At testing time I want to recognize segments and not the entire series, because series is rather long and segments are supposed to be meaningful in my context.
Have a look at the following example from this implementation based on "An Online Algorithm for Segmenting Time Series".
My segID is just a column representing the id of a chunk.
This is not trivial and there might be several way of formulating the problem for consumption by a ML algorithm. You should try them all and find how you get the best results.
As you already found you need two things, a matrix X of shape n_samples * n_features and a column vector y of length 'n_samples'. Lets start with the target y.
Target:
As you want to predict a user from a discrete pool of usernames, you have a classification problem an your target will be a vector with np.unique(y) == ['user1', 'user2', ...]
Features
Your features are the information that you provide the ML algorithm for each label/user/target. Unfortunately most algorithms require this information to have a fixed length, but variable length time series don't fit well into this description. So if you want to stick to classic algorithms, you need some way to condense the time series information for a user into a fixed length vector. Some possibilities are the mean, min, max, sum, first, last values, histogram, spectral power, etc.
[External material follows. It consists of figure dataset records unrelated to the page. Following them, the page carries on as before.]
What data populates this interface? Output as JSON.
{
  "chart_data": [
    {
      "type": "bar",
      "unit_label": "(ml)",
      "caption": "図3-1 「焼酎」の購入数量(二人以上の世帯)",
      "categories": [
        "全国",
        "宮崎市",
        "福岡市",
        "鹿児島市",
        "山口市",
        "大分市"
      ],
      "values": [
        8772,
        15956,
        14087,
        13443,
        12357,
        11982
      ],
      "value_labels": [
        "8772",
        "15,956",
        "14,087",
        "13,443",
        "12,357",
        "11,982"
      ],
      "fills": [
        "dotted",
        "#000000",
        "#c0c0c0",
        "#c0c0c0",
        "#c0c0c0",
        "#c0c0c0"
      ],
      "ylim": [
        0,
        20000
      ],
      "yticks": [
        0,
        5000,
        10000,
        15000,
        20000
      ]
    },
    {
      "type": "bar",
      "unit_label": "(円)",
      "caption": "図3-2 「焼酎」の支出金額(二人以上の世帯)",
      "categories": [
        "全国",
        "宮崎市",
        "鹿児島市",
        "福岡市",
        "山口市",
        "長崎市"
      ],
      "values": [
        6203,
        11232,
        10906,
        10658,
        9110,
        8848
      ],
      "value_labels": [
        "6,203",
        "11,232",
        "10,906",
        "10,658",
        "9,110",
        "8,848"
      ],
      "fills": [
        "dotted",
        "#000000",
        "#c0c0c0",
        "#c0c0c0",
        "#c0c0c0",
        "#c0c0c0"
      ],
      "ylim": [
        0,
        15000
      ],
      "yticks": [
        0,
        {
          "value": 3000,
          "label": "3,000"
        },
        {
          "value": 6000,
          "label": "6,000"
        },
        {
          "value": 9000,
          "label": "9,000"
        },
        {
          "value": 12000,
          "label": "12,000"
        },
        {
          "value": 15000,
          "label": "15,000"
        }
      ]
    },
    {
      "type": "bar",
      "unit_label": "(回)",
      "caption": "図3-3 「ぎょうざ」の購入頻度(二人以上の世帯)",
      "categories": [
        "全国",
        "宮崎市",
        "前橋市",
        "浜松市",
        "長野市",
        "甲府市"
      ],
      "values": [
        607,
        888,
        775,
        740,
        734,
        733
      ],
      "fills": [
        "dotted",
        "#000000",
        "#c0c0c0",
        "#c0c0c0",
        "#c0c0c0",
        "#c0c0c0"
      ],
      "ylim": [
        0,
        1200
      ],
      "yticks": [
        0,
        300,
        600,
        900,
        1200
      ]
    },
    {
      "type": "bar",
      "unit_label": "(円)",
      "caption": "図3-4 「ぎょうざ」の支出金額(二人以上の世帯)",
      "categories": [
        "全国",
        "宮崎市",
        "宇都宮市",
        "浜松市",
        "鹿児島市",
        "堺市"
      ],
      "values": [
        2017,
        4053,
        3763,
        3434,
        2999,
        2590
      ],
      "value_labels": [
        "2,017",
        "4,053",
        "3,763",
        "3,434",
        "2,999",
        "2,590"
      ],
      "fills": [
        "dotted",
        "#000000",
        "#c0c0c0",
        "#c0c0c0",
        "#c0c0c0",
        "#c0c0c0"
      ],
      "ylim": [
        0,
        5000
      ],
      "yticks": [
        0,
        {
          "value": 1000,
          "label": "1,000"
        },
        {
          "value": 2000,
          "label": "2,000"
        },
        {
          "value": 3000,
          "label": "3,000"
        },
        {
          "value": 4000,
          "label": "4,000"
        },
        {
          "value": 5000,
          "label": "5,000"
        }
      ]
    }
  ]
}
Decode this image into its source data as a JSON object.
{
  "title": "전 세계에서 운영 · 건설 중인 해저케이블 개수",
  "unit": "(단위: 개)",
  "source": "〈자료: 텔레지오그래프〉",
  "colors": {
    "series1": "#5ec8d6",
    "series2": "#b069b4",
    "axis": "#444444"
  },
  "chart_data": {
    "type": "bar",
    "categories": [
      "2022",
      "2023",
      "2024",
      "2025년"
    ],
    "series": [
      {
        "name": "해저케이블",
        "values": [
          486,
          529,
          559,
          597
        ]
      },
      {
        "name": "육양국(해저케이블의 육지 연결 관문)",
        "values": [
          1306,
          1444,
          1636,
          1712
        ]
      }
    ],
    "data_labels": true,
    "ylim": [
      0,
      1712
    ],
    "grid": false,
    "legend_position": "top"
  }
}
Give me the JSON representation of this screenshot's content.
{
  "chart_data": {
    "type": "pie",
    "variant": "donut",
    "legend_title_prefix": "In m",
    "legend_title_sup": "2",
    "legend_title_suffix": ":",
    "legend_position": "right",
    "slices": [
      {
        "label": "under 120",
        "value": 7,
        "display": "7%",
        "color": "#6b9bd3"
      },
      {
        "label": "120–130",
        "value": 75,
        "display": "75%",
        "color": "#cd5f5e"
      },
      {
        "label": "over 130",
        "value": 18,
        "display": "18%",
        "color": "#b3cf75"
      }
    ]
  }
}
You will need to come up with the ones that make sense for your given problem.
So if you ignore the SegID information your X matrix will look like this:
y/features
min max ... sum
user1 0.1 1.2 ... 1.1 # <-first time series for user 1
user1 0.0 1.3 ... 1.1 # <-second time series for user 1
user2 0.3 0.4 ... 13.0 # <-first time series for user 2
As SegID is itself a time series you also need to encode it as fixed length information, for example a histogram/counts of all possible values, most frequent value, etc
In this case you will have:
y/features
min max ... sum segID_most_freq segID_min
user1 0.1 1.2 ... 1.1 1 1
user1 0.3 0.4 ... 13 2 1
user2 0.3 0.4 ... 13 5 3
The algorithm will look at this data and will "think": so for user1 the minimum segID is always 1 so if I see a user a prediction time, whose time series has a minimum ID of 1 then it should be user1. If it is around 3 it is probably user2, and so on.
Keep in mind that this is only a possible approach. Sometimes it is useful to ask, what info will I have at prediction time that will allow me to find which user is the one I am seeing and why will this info lead to the given user?